Na sala de espera, um riso inesperado e mais alto do que o previsto assustou a senhora ao meu lado, que disse “deve ser divertido isso aí”. Meio sem jeito, concordei. Ela perguntou que livro era aquele. Mostrei-lhe a capa: “O Pai Morto”. “É engraçado mesmo com esse título triste?”, quis saber. Sim, muito. E não só isso.

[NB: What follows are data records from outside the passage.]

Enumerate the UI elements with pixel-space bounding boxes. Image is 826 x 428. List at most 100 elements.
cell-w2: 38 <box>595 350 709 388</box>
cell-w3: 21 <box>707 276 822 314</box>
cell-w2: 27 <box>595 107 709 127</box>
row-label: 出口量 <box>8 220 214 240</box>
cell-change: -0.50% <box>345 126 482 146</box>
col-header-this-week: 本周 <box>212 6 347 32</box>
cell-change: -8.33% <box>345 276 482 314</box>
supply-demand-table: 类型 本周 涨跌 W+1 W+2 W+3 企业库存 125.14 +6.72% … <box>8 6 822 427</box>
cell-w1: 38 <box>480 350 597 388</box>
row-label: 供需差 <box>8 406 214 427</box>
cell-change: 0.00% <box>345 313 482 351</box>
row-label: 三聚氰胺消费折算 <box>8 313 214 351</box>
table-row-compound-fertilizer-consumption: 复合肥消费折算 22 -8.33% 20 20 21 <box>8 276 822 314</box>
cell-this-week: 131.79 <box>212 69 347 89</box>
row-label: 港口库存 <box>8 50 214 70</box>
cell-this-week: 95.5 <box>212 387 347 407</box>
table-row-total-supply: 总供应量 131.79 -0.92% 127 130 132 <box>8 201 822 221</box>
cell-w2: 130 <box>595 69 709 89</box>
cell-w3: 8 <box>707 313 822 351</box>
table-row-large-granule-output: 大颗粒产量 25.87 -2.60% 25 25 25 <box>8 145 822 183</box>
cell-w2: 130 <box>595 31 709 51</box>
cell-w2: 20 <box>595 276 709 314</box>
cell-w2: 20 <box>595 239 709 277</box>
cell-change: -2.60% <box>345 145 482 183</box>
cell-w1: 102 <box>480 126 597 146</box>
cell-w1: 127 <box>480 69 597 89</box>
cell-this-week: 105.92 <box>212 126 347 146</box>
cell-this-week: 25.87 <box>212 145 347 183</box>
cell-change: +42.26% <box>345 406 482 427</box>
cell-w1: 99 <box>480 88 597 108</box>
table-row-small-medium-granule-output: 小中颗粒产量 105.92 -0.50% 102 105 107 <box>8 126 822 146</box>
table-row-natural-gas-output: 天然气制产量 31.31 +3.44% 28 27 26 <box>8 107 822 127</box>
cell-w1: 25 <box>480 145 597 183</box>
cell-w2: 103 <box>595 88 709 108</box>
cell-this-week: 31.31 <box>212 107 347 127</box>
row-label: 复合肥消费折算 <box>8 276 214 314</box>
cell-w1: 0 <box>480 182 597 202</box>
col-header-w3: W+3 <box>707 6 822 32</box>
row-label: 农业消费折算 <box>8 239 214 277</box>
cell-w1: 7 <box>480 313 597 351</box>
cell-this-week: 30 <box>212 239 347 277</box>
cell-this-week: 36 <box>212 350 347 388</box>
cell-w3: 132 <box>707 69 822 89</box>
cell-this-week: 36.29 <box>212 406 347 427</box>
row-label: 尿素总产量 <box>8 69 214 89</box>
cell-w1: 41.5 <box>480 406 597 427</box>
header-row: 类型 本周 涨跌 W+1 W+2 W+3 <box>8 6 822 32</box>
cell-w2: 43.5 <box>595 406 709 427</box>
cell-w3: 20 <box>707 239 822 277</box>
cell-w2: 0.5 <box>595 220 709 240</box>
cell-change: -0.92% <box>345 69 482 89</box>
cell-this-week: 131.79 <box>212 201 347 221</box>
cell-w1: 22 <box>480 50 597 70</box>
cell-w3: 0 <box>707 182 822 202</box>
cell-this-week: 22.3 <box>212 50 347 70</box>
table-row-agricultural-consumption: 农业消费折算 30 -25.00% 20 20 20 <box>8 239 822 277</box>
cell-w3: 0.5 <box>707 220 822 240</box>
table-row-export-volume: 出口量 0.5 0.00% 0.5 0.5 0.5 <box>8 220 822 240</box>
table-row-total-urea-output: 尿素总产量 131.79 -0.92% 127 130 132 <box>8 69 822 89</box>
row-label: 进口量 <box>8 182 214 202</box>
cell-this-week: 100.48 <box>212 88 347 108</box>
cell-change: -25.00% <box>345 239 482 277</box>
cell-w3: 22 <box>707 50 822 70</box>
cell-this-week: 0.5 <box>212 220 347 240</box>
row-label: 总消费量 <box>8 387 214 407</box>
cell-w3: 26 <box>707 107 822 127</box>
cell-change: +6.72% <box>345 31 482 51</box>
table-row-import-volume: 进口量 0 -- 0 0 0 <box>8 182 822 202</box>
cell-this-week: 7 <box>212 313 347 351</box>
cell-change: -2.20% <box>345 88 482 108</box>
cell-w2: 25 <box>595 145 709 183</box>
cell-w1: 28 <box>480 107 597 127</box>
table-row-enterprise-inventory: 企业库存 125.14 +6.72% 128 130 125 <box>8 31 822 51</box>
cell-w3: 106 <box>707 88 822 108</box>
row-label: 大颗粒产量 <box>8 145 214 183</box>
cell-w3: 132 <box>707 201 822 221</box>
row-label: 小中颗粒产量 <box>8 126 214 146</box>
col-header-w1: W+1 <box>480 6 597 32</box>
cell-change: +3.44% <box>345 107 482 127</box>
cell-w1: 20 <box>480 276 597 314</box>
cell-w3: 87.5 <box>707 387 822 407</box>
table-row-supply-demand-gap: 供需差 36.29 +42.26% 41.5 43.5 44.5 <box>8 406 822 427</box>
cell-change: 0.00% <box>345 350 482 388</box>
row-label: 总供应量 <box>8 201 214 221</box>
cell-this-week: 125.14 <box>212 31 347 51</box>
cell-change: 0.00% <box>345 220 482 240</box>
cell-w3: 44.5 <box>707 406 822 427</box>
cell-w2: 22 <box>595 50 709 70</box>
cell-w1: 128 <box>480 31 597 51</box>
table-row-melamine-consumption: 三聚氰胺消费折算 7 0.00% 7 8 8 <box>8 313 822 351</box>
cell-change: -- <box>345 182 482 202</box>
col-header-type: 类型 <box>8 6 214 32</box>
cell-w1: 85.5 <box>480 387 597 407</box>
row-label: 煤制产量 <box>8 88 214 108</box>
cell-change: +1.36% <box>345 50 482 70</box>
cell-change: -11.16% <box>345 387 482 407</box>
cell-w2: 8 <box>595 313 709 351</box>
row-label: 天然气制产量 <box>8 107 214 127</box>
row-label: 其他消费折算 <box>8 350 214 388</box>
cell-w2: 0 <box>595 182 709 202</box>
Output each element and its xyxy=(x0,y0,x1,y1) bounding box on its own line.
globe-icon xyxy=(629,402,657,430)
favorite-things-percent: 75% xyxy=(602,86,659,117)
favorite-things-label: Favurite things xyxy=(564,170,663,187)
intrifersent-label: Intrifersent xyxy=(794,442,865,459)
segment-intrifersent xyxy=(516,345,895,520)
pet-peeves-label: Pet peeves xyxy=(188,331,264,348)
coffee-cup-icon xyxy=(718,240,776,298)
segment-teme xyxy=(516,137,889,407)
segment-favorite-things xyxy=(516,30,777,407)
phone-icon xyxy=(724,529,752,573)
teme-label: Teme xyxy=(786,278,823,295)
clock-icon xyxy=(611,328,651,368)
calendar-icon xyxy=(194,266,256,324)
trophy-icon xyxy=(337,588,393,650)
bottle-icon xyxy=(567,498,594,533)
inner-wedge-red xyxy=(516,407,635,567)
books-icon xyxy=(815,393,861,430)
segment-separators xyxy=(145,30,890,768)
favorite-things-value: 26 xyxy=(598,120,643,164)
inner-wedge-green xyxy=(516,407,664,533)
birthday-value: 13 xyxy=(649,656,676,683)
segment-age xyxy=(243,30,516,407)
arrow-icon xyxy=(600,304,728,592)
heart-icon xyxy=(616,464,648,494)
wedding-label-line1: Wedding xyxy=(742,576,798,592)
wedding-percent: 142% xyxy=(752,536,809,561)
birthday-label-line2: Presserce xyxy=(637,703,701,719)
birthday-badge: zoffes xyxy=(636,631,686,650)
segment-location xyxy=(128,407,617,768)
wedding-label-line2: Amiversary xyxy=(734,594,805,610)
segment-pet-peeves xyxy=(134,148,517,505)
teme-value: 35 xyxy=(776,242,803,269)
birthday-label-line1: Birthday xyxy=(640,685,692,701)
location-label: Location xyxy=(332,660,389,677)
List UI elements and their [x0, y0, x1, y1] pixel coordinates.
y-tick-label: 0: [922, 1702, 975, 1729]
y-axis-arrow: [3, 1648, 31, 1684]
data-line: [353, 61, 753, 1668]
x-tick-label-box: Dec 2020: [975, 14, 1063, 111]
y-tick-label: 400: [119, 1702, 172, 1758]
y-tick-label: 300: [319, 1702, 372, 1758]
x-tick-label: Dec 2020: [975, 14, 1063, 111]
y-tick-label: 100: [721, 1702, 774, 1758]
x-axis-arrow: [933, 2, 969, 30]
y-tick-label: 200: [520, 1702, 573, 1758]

Publicado originalmente nos Estados Unidos em 1975, o livro de Donald Barthelme (1931-1989) chegou ao Brasil pela primeira vez neste ano – foi lançado pela Rocco em julho, com tradução de Daniel Pellizzari. A história é surreal: um cortejo para enterrar o Pai Morto, figura gigantesca que possui uma perna mecânica e não está totalmente convencida sobre o fim de sua existência. Através de cabos de aço, os responsáveis por carregar o pai são Thomas, filho que lidera o grupo, e sua namorada Julie. Juntam-se ao cortejo Emma, amante de Thomas, e o alcoólatra Edmundo, o outro filho, além de operários que ajudam no transporte – e demandam melhores condições de trabalho.
Graça infinita
Barthelme foi revelado nos anos 1960 na revista New Yorker. Jornalista e professor de escrita criativa, beberrão e fumante, morreu aos 58 anos. Pode-se dizer que escreveu este livro para contestar o pai – arquiteto bauhausiano conservador. Mas sua obra influenciou gente como Salman Rusdie, Dave Eggers e principalmente David Foster Wallace, admirador declarado de sua prosa “dadaísta” .
Se o mote é como um filme de Luis Buñuel (1900-1983), as ferramentas utilizadas por Barthelme para dar cabo da história são uma colagem literária: há mesclas de gêneros e estilos, definições enciclopédicas, diálogos levianos e digressões metafísicas, tudo banhado num humor sarcástico.
Barthelme também foi pioneiro na utilização de desenhos para ilustrar passagens do texto, trunfo que o caracterizou como um dos pioneiros do pós-modernismo literário.
Donald Barthelme. Tradução de Daniel Pellizzari. Rocco,
240 pp., R$ 34,50. Romance.
Contradições
Durante a jornada, O Pai Morto – mesquinho e tirânico – questiona frequentemente sua morte física, elucubrando possibilidades para permanecer neste mundo.
Como se fosse um “todo poderoso”, ele tem a capacidade de matar animais e os próprios filhos, embora esteja sendo carregado por eles para um funeral.
São essas contradições nas relações entre pais e filhos e, num plano mais profundo, certa veneração ao existencialismo, as principais marcas desta obra, tão engraçada quanto desafiadora.